Mitt Romney brags to Rick Perry that he's in second place while Herman Cain
continues to smoke the field with his 9-9-9 plan (Adam Hunger/Reuters)
10/19-24. Republican primary voters. ±5%.
Fundamentally, the current snapshot reflects the exact same situation we've seen for several months now: Mitt Romney is the persistent runner-up and the flavor of the month sits atop the field. But while the full poll won't be released until today at 6:30PM ET, its key finding as it relates to the GOP primary race is probably this:
With the nation’s first nominating contests just two months away, a large majority of Republican primary voters have yet to make up their minds about the candidate they would like to see as their party’s nominee for president in 2012.
About eight in 10 Republican primary voters say it is still too early to tell whom they will support, and just four in 10 say they have been paying a lot of attention to the 2012 presidential campaign, according to the latest New York Times/CBS News poll.
So while this snapshot does tell us about the latest trends, you need to keep in mind that things will change, and dramatically, in the final days and weeks. Moreover, this is a national poll, and there is no national primary or caucus.

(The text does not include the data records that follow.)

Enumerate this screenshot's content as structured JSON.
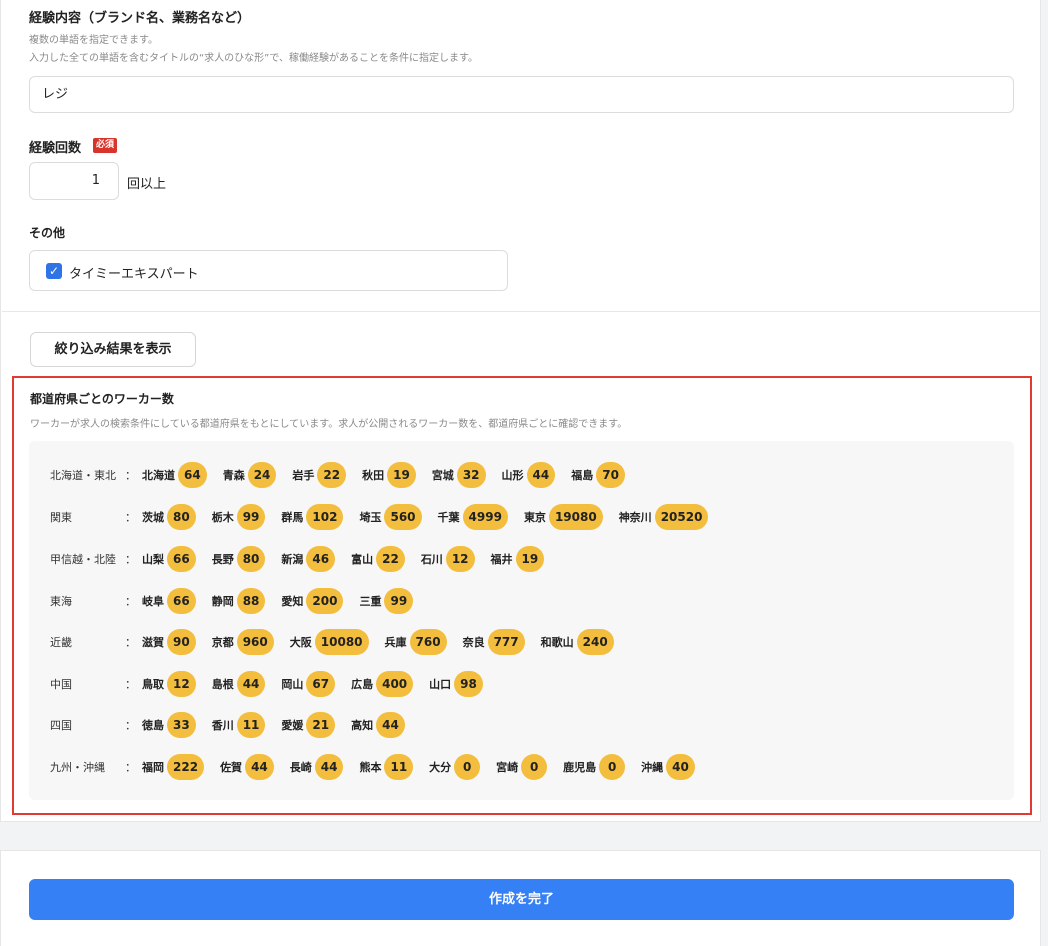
{
  "experience": {
    "title": "経験内容（ブランド名、業務名など）",
    "hint1": "複数の単語を指定できます。",
    "hint2": "入力した全ての単語を含むタイトルの“求人のひな形”で、稼働経験があることを条件に指定します。",
    "value": "レジ"
  },
  "count": {
    "title": "経験回数",
    "required_badge": "必須",
    "value": "1",
    "suffix": "回以上"
  },
  "other": {
    "title": "その他",
    "checkbox_label": "タイミーエキスパート",
    "checked": true
  },
  "filter_button": "絞り込み結果を表示",
  "workers": {
    "title": "都道府県ごとのワーカー数",
    "description": "ワーカーが求人の検索条件にしている都道府県をもとにしています。求人が公開されるワーカー数を、都道府県ごとに確認できます。",
    "colon": "：",
    "regions": [
      {
        "name": "北海道・東北",
        "prefectures": [
          [
            "北海道",
            "64"
          ],
          [
            "青森",
            "24"
          ],
          [
            "岩手",
            "22"
          ],
          [
            "秋田",
            "19"
          ],
          [
            "宮城",
            "32"
          ],
          [
            "山形",
            "44"
          ],
          [
            "福島",
            "70"
          ]
        ]
      },
      {
        "name": "関東",
        "prefectures": [
          [
            "茨城",
            "80"
          ],
          [
            "栃木",
            "99"
          ],
          [
            "群馬",
            "102"
          ],
          [
            "埼玉",
            "560"
          ],
          [
            "千葉",
            "4999"
          ],
          [
            "東京",
            "19080"
          ],
          [
            "神奈川",
            "20520"
          ]
        ]
      },
      {
        "name": "甲信越・北陸",
        "prefectures": [
          [
            "山梨",
            "66"
          ],
          [
            "長野",
            "80"
          ],
          [
            "新潟",
            "46"
          ],
          [
            "富山",
            "22"
          ],
          [
            "石川",
            "12"
          ],
          [
            "福井",
            "19"
          ]
        ]
      },
      {
        "name": "東海",
        "prefectures": [
          [
            "岐阜",
            "66"
          ],
          [
            "静岡",
            "88"
          ],
          [
            "愛知",
            "200"
          ],
          [
            "三重",
            "99"
          ]
        ]
      },
      {
        "name": "近畿",
        "prefectures": [
          [
            "滋賀",
            "90"
          ],
          [
            "京都",
            "960"
          ],
          [
            "大阪",
            "10080"
          ],
          [
            "兵庫",
            "760"
          ],
          [
            "奈良",
            "777"
          ],
          [
            "和歌山",
            "240"
          ]
        ]
      },
      {
        "name": "中国",
        "prefectures": [
          [
            "鳥取",
            "12"
          ],
          [
            "島根",
            "44"
          ],
          [
            "岡山",
            "67"
          ],
          [
            "広島",
            "400"
          ],
          [
            "山口",
            "98"
          ]
        ]
      },
      {
        "name": "四国",
        "prefectures": [
          [
            "徳島",
            "33"
          ],
          [
            "香川",
            "11"
          ],
          [
            "愛媛",
            "21"
          ],
          [
            "高知",
            "44"
          ]
        ]
      },
      {
        "name": "九州・沖縄",
        "prefectures": [
          [
            "福岡",
            "222"
          ],
          [
            "佐賀",
            "44"
          ],
          [
            "長崎",
            "44"
          ],
          [
            "熊本",
            "11"
          ],
          [
            "大分",
            "0"
          ],
          [
            "宮崎",
            "0"
          ],
          [
            "鹿児島",
            "0"
          ],
          [
            "沖縄",
            "40"
          ]
        ]
      }
    ]
  },
  "submit_button": "作成を完了",
  "colors": {
    "badge": "#f3bd3d",
    "primary": "#3580f5",
    "required": "#d9342b",
    "highlight_frame": "#e03a32"
  }
}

It's not just national-level polling that is subject to wild swings, by the way. For some perspective on just how much can change, take a look at Pollster.com's poll tracking for the 2008 GOP primary in South Carolina:
John McCain, who was polling in fifth place just a few weeks before the primary, ended up narrowly beating Mike Huckabee, taking 33% of the vote. You don't see that kind of movement very often in general elections, where a combination of voter disinterest and baked in partisanship dramatically narrows the playing field, but in primary campaigns, it's not just common, it's the norm.